Yaman Alqadri se souvient encore des moments éprouvants qu'elle a vécus dans son pays d'origine, en Syrie, avant d'arriver au Canada en avril 2012.

La jeune femme de 22 ans a été soumise aux coups et à des chocs électriques en novembre 2011 parce qu'elle avait distribué avec ses amis des tracts contre le gouvernement de Bachar el-Assad alors qu'elle étudiait en médecine dans la capitale, à Damas.

Mme Alqadri et son petit frère sont nés en banlieue de Damas, mais la famille a déménagé en Arabie saoudite en 1996. Elle est restée dans le Royaume saoudien jusqu'à l'âge de 18 ans, lorsqu'elle a décidé de regagner son pays natal.

«Nous connaissions le gouvernement, nous étions au courant pour la corruption, mais nous n'avions pas d'appétit pour changer quoi que ce soit», a-t-elle expliqué lors d'un entretien à son appartement montréalais.

Mais au début de l'année 2011, le «Printemps arabe» a secoué les pays du Moyen-Orient et un mouvement de contestation contre le gouvernement a pris naissance à ce moment-là.

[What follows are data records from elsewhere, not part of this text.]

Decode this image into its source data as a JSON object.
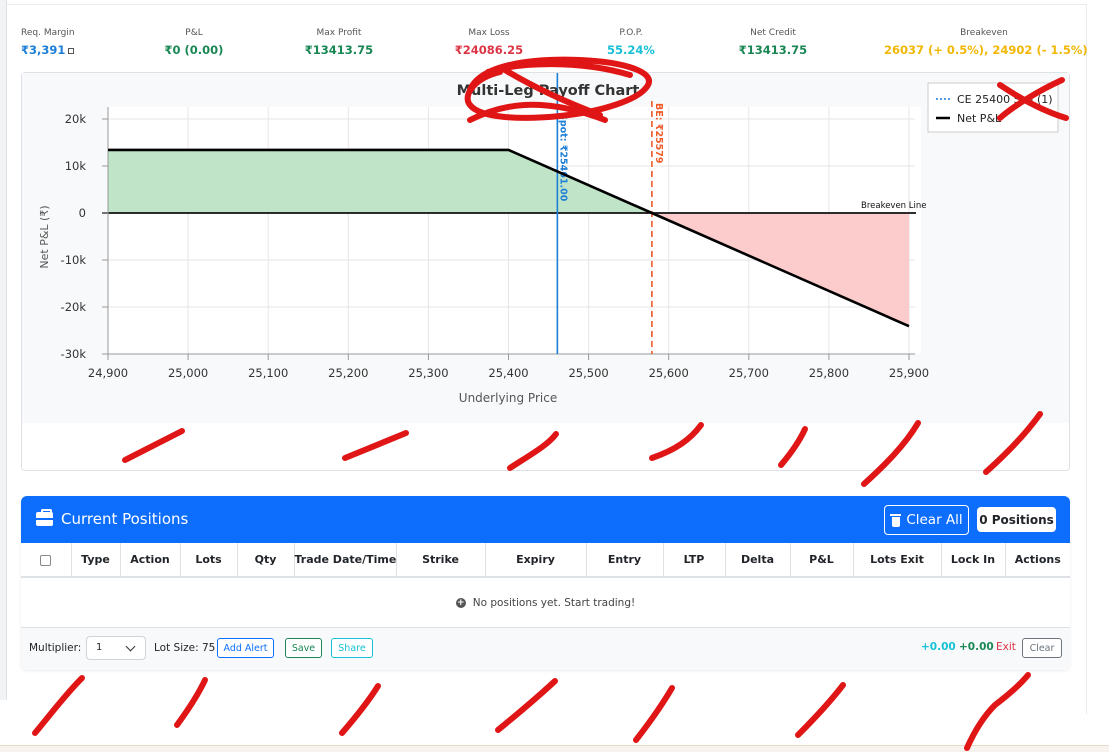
{
  "metrics": {
    "req_margin": {
      "label": "Req. Margin",
      "value": "₹3,391"
    },
    "pnl": {
      "label": "P&L",
      "value": "₹0 (0.00)"
    },
    "max_profit": {
      "label": "Max Profit",
      "value": "₹13413.75"
    },
    "max_loss": {
      "label": "Max Loss",
      "value": "₹24086.25"
    },
    "pop": {
      "label": "P.O.P.",
      "value": "55.24%"
    },
    "net_credit": {
      "label": "Net Credit",
      "value": "₹13413.75"
    },
    "breakeven": {
      "label": "Breakeven",
      "value": "26037 (+ 0.5%), 24902 (- 1.5%)"
    }
  },
  "chart_data": {
    "type": "line",
    "title": "Multi-Leg Payoff Chart",
    "xlabel": "Underlying Price",
    "ylabel": "Net P&L (₹)",
    "xlim": [
      24900,
      25900
    ],
    "ylim": [
      -30000,
      20000
    ],
    "x_ticks": [
      "24,900",
      "25,000",
      "25,100",
      "25,200",
      "25,300",
      "25,400",
      "25,500",
      "25,600",
      "25,700",
      "25,800",
      "25,900"
    ],
    "y_ticks": [
      "20k",
      "10k",
      "0",
      "-10k",
      "-20k",
      "-30k"
    ],
    "grid": true,
    "legend_position": "top-right",
    "legend": [
      "CE 25400 Sell (1)",
      "Net P&L"
    ],
    "series": [
      {
        "name": "Net P&L",
        "x": [
          24900,
          25400,
          25579,
          25900
        ],
        "y": [
          13413.75,
          13413.75,
          0,
          -24086.25
        ]
      }
    ],
    "spot_line": {
      "x": 25461,
      "label": "Spot: ₹25461.00"
    },
    "breakeven_marker": {
      "x": 25579,
      "label": "BE: ₹25579"
    },
    "zero_line_label": "Breakeven Line"
  },
  "positions": {
    "title": "Current Positions",
    "clear_all": "Clear All",
    "count": "0 Positions",
    "columns": [
      "Type",
      "Action",
      "Lots",
      "Qty",
      "Trade Date/Time",
      "Strike",
      "Expiry",
      "Entry",
      "LTP",
      "Delta",
      "P&L",
      "Lots Exit",
      "Lock In",
      "Actions"
    ],
    "empty_message": "No positions yet. Start trading!",
    "footer": {
      "multiplier_label": "Multiplier:",
      "multiplier_value": "1",
      "lot_size": "Lot Size: 75",
      "add_alert": "Add Alert",
      "save": "Save",
      "share": "Share",
      "value1": "+0.00",
      "value2": "+0.00",
      "exit": "Exit",
      "clear": "Clear"
    }
  },
  "colors": {
    "accent_blue": "#0d6efd",
    "profit_green": "#198754",
    "loss_red": "#dc3545",
    "pop_cyan": "#17c1d6",
    "breakeven_amber": "#f2b705",
    "profit_fill": "#bde3c4",
    "loss_fill": "#fcc8c8"
  }
}
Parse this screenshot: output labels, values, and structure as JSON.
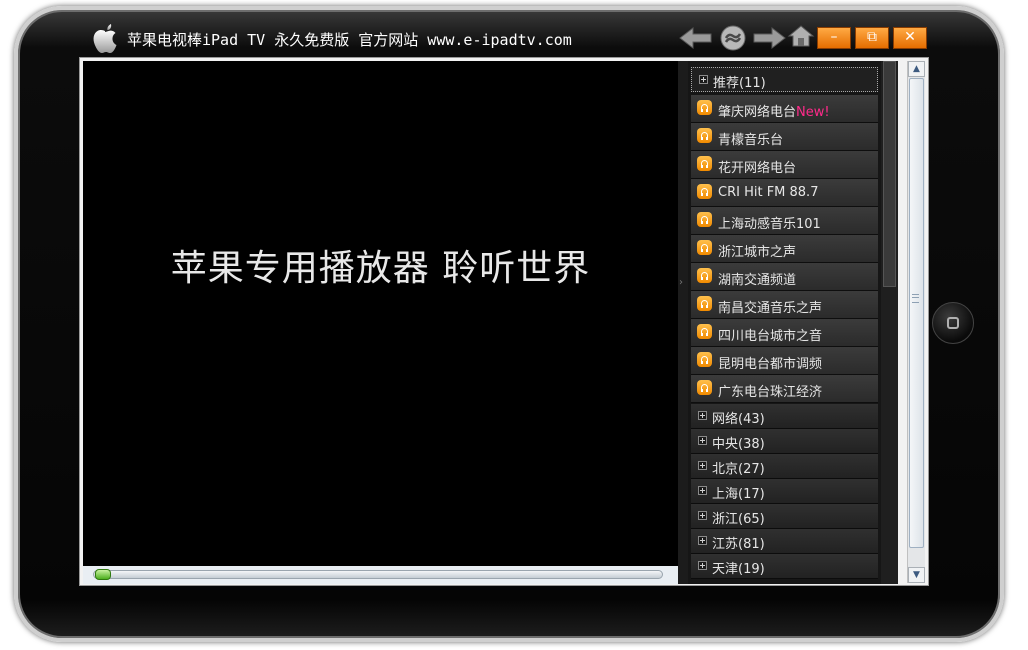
{
  "window": {
    "title": "苹果电视棒iPad TV 永久免费版 官方网站 www.e-ipadtv.com",
    "buttons": {
      "minimize": "–",
      "restore": "⧉",
      "close": "✕"
    }
  },
  "player": {
    "overlay_text": "苹果专用播放器 聆听世界",
    "progress": 0.02
  },
  "channel_list": {
    "categories_top": [
      {
        "label": "推荐(11)",
        "expanded": true
      }
    ],
    "stations": [
      {
        "name": "肇庆网络电台",
        "badge": "New!"
      },
      {
        "name": "青檬音乐台",
        "badge": ""
      },
      {
        "name": "花开网络电台",
        "badge": ""
      },
      {
        "name": "CRI Hit FM 88.7",
        "badge": ""
      },
      {
        "name": "上海动感音乐101",
        "badge": ""
      },
      {
        "name": "浙江城市之声",
        "badge": ""
      },
      {
        "name": "湖南交通频道",
        "badge": ""
      },
      {
        "name": "南昌交通音乐之声",
        "badge": ""
      },
      {
        "name": "四川电台城市之音",
        "badge": ""
      },
      {
        "name": "昆明电台都市调频",
        "badge": ""
      },
      {
        "name": "广东电台珠江经济",
        "badge": ""
      }
    ],
    "categories": [
      {
        "label": "网络(43)"
      },
      {
        "label": "中央(38)"
      },
      {
        "label": "北京(27)"
      },
      {
        "label": "上海(17)"
      },
      {
        "label": "浙江(65)"
      },
      {
        "label": "江苏(81)"
      },
      {
        "label": "天津(19)"
      }
    ]
  },
  "colors": {
    "accent": "#f18a00",
    "new_badge": "#ff2a8a",
    "panel_bg": "#161616"
  }
}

«On m'a présentée à des gens qui partageaient mes idées politiques sur le campus et nous avons commencé à organiser des manifestations à Damas», a-t-elle relaté.

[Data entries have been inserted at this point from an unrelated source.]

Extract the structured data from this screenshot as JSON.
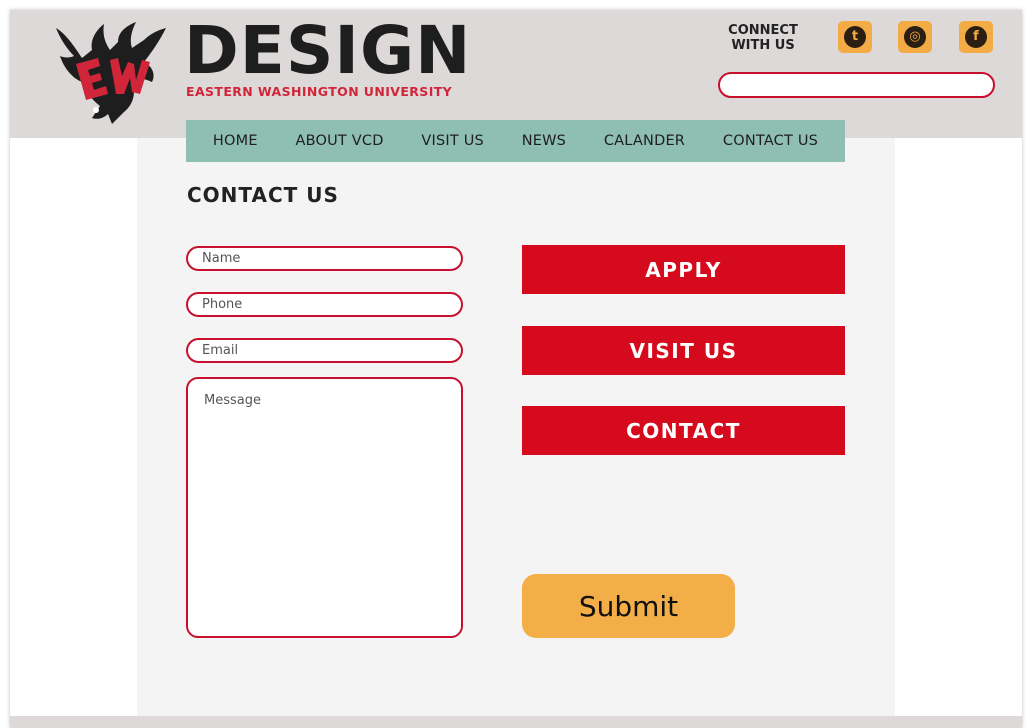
{
  "brand": {
    "title": "DESIGN",
    "subtitle": "EASTERN WASHINGTON UNIVERSITY",
    "logo_icon": "eagle-ew-logo",
    "accent_color": "#c8102e",
    "nav_color": "#8fbfb2",
    "cta_color": "#d50a1c",
    "submit_color": "#f4ae47"
  },
  "header": {
    "connect_line1": "CONNECT",
    "connect_line2": "WITH US",
    "social": [
      {
        "icon": "twitter-icon",
        "glyph": "t"
      },
      {
        "icon": "instagram-icon",
        "glyph": "◎"
      },
      {
        "icon": "facebook-icon",
        "glyph": "f"
      }
    ],
    "search_value": ""
  },
  "nav": {
    "items": [
      "HOME",
      "ABOUT VCD",
      "VISIT US",
      "NEWS",
      "CALANDER",
      "CONTACT US"
    ]
  },
  "main": {
    "title": "CONTACT US",
    "form": {
      "name_placeholder": "Name",
      "phone_placeholder": "Phone",
      "email_placeholder": "Email",
      "message_placeholder": "Message",
      "submit_label": "Submit"
    },
    "buttons": [
      "APPLY",
      "VISIT US",
      "CONTACT"
    ]
  }
}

«J'étais dans ces manifestations et j'ai entendu les coups de feu. J'ai couru; j'aurais pu être abattue», a-t-elle poursuivi.

Un membre du groupe a proposé de partager des dépliants contre le régime syrien. Ils ne pouvaient pas les donner sur le campus en raison des nombreuses caméras de surveillance, mais ils ont trouvé un site de construction à proximité, où ils ont lancé les papiers par les fenêtres.

Mme Alqadri s'est cachée pendant une semaine après avoir été informée qu'elle était recherchée par les autorités. Elle est finalement retournée, mais le «bras armé du régime sur le campus» l'a rapidement repérée.

Ils l'ont rouée de coups de pieds et frappée dans un bureau. Ils l'ont ensuite menottée, lui ont bandé les yeux pour l'amener «au patron» de l'organisation, qui lui a demandé pourquoi elle avait distribué ces feuillets.

Il lui a finalement infligé plusieurs chocs électriques. «Ce n'est pas une question de donner la bonne réponse, c'était pour m'apprendre une leçon», a-t-elle expliqué.

Elle a ensuite été dirigée vers une autre personne qui lui a imposé un interrogatoire plus serré. «Ils ont regardé les vidéos des manifestations sur mon téléphone et m'ont demandé si j'avais des connections, si j'étais financée par quelqu'un», a-t-elle raconté.

Sa détention de 24 jours a été fortement médiatisée, et sa mère a dû revenir en Syrie pour implorer sa libération.

Elle est finalement retournée en Arabie saoudite avec sa mère, où elle a retrouvé son père et son frère. Un cousin habitant le Canada, qui était venu la visiter, lui a proposé de venir la rejoindre, ce qu'elle a fait en avril 2012.

Elle a maintenant son statut de résidente permanente et elle espère obtenir sa citoyenneté un jour.